Model Demos

The DIVA model is a neural network that learns to control the movements of a computer-simulated vocal tract. The model’s articulator movements and acoustic signal can be captured in videos. The samples below illustrate several interesting aspects of speech in developing infants and adults.


In the first 6-8 months of life, infants make a number of vocalizations, but very few of these are well-formed syllables. According to the DIVA model, these early, largely random vocalizations allow the infant’s brain to tune up neural mappings representing the relationships between movements and their acoustic consequences, independent of speech for now. These mappings will be needed to guide the production of speech sounds learned at later stages of development.

Demo: A sample of random babbling movements used to tune the model’s representation of the relationship between articulator movements and their acoustic consequences. Random_Babbling

At around 8-10 months, most infants enter a new stage of babbling, referred to as reduplicated or canonical babbling. This stage is characterized by the fairly sudden onset of reasonably well-formed syllables, often surprising parents with (perhaps accidental) productions of first words like “mama”. In the DIVA model, reduplicated babbling can be generated by simply moving the jaw up and down in an oscillatory fashion. Note how the model’s productions in the following video sound much more like syllables and words than in the previous video, which involved purely random articulator movements.

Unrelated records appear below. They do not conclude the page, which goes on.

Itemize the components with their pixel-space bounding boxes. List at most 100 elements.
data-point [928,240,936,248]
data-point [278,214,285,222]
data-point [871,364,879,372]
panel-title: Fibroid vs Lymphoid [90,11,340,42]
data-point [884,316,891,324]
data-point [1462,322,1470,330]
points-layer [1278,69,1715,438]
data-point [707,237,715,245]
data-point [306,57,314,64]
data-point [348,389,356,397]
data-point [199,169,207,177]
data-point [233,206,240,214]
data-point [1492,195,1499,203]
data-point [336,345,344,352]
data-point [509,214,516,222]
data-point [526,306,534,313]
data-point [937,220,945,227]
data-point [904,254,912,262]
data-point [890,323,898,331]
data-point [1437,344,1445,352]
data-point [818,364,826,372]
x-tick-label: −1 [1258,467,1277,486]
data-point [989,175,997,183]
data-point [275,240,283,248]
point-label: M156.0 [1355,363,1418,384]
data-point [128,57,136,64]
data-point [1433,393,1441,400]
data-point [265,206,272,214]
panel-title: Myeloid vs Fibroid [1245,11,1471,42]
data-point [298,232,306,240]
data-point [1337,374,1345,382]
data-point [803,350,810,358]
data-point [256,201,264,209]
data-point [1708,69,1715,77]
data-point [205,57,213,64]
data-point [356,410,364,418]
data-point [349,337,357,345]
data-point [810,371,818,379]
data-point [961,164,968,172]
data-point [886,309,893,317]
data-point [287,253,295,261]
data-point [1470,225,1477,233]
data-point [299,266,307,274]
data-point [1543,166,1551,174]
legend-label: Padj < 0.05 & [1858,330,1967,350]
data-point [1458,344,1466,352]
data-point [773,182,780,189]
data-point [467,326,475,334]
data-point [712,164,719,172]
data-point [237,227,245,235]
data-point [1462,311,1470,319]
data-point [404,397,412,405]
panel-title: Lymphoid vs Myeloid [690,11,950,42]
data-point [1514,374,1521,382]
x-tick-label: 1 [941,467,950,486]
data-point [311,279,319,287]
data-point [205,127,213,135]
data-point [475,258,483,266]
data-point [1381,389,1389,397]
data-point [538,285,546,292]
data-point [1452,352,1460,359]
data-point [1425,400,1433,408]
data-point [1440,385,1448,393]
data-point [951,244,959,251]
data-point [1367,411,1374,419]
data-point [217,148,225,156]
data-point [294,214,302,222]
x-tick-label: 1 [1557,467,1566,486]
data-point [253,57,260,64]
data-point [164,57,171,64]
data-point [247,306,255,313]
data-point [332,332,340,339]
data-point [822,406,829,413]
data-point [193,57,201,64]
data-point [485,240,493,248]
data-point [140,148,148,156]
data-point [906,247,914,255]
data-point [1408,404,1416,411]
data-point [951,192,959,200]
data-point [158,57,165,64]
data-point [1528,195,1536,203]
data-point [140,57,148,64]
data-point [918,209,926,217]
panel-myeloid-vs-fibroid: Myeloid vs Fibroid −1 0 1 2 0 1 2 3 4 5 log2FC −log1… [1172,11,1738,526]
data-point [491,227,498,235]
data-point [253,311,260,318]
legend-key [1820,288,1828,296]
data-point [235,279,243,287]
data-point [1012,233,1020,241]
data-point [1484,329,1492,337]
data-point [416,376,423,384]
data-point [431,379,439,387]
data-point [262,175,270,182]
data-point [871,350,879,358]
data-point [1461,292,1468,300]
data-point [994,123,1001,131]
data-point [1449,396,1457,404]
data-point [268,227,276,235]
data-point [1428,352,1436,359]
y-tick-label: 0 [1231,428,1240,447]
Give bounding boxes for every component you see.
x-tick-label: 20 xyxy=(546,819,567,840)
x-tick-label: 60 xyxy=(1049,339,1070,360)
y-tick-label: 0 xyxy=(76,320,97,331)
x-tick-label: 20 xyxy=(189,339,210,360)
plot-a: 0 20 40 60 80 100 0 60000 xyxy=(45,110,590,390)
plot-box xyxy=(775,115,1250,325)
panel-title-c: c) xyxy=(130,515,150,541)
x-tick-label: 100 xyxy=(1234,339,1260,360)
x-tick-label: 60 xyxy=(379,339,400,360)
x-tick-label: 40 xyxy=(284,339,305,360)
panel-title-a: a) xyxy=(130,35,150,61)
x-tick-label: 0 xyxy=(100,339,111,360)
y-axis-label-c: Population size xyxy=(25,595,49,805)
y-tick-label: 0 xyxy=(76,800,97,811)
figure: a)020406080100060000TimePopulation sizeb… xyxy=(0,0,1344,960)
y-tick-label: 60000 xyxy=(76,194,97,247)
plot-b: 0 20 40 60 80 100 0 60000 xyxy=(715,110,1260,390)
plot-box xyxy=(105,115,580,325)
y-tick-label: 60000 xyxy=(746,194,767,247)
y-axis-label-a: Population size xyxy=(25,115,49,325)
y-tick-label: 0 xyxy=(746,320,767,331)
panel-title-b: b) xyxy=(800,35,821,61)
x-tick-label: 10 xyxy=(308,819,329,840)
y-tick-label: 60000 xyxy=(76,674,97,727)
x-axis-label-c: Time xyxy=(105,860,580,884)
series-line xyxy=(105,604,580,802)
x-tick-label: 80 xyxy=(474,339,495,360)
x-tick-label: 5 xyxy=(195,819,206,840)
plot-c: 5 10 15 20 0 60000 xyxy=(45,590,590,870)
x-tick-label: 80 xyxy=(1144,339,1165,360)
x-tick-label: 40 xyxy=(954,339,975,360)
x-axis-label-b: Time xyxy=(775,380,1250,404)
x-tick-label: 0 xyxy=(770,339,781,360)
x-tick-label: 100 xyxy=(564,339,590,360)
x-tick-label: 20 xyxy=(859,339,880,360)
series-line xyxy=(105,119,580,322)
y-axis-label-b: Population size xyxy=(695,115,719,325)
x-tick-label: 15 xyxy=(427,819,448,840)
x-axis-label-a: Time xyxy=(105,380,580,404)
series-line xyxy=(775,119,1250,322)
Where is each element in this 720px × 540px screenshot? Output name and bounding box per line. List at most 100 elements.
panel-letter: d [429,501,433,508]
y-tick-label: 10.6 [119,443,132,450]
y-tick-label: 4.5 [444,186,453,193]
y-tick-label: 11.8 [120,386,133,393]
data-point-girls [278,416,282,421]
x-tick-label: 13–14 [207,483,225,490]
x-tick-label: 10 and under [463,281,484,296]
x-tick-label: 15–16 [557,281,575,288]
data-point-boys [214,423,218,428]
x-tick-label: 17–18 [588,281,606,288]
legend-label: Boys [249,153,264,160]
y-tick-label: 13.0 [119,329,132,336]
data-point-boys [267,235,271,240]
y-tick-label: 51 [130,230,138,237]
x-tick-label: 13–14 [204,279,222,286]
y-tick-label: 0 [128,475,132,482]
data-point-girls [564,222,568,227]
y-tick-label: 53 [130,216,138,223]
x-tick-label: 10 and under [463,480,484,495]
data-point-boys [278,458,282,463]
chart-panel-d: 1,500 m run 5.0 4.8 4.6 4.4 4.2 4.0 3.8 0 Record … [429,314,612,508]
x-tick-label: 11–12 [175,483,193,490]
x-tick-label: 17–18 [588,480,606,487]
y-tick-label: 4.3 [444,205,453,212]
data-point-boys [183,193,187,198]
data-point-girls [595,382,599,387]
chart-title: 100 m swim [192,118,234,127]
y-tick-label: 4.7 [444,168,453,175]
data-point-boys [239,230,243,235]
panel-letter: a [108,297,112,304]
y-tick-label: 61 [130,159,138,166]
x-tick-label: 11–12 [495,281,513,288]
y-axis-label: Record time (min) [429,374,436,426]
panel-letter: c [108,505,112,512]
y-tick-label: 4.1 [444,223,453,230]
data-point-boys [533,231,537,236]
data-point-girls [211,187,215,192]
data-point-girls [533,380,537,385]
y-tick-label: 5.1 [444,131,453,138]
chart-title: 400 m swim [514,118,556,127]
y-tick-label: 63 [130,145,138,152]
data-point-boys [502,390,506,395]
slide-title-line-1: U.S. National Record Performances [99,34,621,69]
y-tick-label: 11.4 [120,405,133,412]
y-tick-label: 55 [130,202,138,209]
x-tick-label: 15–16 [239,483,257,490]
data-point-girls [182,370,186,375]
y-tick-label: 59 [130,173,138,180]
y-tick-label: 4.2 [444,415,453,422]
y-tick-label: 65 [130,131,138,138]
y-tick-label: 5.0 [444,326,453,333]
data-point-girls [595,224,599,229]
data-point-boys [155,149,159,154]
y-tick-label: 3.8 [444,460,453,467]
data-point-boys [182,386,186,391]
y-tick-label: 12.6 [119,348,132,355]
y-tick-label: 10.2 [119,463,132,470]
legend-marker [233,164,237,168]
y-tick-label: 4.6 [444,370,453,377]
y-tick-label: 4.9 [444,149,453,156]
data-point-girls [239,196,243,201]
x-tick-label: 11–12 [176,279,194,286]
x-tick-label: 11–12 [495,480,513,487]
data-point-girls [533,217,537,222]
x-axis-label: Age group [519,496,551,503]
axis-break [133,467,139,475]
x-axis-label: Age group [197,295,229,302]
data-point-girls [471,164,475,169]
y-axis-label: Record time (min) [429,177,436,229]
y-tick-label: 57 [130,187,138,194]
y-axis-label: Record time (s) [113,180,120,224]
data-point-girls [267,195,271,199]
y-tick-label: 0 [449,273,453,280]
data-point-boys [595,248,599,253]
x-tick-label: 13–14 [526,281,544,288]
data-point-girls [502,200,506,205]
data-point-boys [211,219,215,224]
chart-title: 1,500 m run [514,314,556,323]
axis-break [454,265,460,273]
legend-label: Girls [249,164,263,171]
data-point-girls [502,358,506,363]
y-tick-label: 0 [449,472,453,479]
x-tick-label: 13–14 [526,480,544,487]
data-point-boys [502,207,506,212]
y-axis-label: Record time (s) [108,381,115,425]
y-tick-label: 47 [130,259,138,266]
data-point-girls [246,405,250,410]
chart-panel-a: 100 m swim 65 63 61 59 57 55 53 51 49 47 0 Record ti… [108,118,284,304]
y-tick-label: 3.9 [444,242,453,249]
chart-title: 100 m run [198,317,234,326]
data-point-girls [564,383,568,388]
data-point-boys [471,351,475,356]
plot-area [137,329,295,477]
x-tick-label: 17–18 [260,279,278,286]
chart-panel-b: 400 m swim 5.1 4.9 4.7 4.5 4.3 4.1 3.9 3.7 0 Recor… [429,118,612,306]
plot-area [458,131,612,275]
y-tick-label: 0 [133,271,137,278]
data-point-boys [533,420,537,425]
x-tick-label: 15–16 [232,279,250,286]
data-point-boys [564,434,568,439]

Demo: Reduplicated babbling, leading to frequent production of acceptable syllables.Reduplicated_Babbling

Shortly after they enter the reduplicated babbling stage, infants move on to variegated babbling, characterized by changes in the phonemes from syllable to syllable within a babble. In the model this can be induced by adding random articulator movements onto the oscillatory jaw movements used during reduplicated babbling.

Demo: Variegated babbling, in which random movements of the tongue and lips coupled with oscillatory jaw movements produce variations in the phonemic content of each babbled syllable. Variegated_Babbling

According to the model, words and syllables of the native language are represented in the brain as auditory target regions that the speech production mechanism must attain in order to correctly produce the word/syllable. The transition from babbling to first words in the model can be carried out simply by reducing the sizes of the auditory target regions from large and diffuse regions for babbling to smaller regions that more accurately characterize how a particular word is supposed to sound. The following videos represent this progression from babbling to correct production of the word “baby”, carried out by progressively shrinking the auditory target region with each attempt.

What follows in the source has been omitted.